[Relay FuseOps] not working for kInjective -> commReduce ops

For a simple module with a kInjective → commReduce op

def @main(%a: Tensor[(5, 5), float32]) -> Tensor[(25), float32] {
  %0 = reshape(%a, newshape=[25, 1]) /* from_string */ /* ty=Tensor[(25, 1), float32] */;
  sum(%0, axis=[1]) /* from_string */ /* ty=Tensor[(25), float32] */
}

the FuseOps pass outputs

def @main(%a: Tensor[(5, 5), float32]) -> Tensor[(25), float32] {
  %0 = fn (%p0: Tensor[(5, 5), float32], Primitive=1) -> Tensor[(25, 1), float32] {
    reshape(%p0, newshape=[25, 1]) /* from_string */ /* ty=Tensor[(25, 1), float32] */
  };
  %1 = %0(%a) /* ty=Tensor[(25, 1), float32] */;
  %2 = fn (%p01: Tensor[(25, 1), float32], Primitive=1) -> Tensor[(25), float32] {
    sum(%p01, axis=[1]) /* from_string */ /* ty=Tensor[(25), float32] */
  };
  %2(%1) /* ty=Tensor[(25), float32] */
}

thus, codegen will not fuse reshape and sum, creating 2 separate kernels, one for each op. It is obvious that reshape can be inlined with sum and will save the cost of an extra kernel launch.

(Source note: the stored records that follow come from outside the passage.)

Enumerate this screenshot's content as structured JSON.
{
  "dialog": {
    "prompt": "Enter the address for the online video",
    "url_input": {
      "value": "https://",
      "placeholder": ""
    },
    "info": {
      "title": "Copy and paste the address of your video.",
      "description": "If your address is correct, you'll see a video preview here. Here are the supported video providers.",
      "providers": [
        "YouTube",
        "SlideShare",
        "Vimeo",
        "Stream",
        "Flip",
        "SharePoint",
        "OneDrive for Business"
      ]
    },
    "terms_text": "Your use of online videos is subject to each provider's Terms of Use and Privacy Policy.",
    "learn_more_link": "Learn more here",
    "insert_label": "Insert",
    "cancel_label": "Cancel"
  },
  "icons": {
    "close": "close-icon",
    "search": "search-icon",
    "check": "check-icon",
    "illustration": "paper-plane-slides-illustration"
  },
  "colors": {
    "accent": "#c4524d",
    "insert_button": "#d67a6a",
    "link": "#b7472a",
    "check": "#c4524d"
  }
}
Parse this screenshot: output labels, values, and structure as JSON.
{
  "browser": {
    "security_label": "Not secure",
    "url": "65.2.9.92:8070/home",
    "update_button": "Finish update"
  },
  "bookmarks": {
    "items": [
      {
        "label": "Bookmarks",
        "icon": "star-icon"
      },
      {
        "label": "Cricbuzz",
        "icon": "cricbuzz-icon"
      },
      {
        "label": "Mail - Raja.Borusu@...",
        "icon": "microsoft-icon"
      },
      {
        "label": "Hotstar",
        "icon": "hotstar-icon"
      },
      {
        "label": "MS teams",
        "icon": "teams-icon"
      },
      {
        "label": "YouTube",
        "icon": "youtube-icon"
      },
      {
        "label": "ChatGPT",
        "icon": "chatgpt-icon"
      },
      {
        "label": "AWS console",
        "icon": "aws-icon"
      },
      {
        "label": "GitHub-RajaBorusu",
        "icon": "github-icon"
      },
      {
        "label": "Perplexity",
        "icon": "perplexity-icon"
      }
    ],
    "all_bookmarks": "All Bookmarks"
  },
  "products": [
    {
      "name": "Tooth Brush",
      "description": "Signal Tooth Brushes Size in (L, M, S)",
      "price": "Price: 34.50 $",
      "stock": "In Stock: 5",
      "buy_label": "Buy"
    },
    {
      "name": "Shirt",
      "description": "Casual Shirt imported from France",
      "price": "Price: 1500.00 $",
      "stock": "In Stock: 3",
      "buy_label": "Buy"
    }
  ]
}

Is there a reason that these ops aren’t fused in FuseOps?

cc: @masahi @MarisaKirisame @jroesch @tqchen

hmm it’s not clear to me if we can generally fuse injective + reduce ops safely. GPU reduction, in particular, often needs to make multiple passes over inputs.

cc @altanh re gather + sum fusion in EmbeddingBag

I’m not sure I quite follow how multiple passes over inputs will cause fusion to be unsafe. Do reductions consume the memory location of its input?

No, I was thinking maybe fused injective ops would be computed multiple times as we make multiple passes (“safely” was not the best word to describe my concern, sorry). The “recompute” would simply be a indexing math for injective ops, though, so that might not be too significant.

You could try modifying kInjective to kCommReduce and see what happens. I’m not completely sure if this is the right change (I haven’t looked at this code for some time), though.

for the record, it looks like modifying kInjective to kCommReduce here does the right thing

thanks for clarifying, it would be great if we had benchmarks for model performance with

  1. current state of TVM
  2. allowing fusion between kInjective → kCommReduce

to test your theory, but its not critical :slight_smile: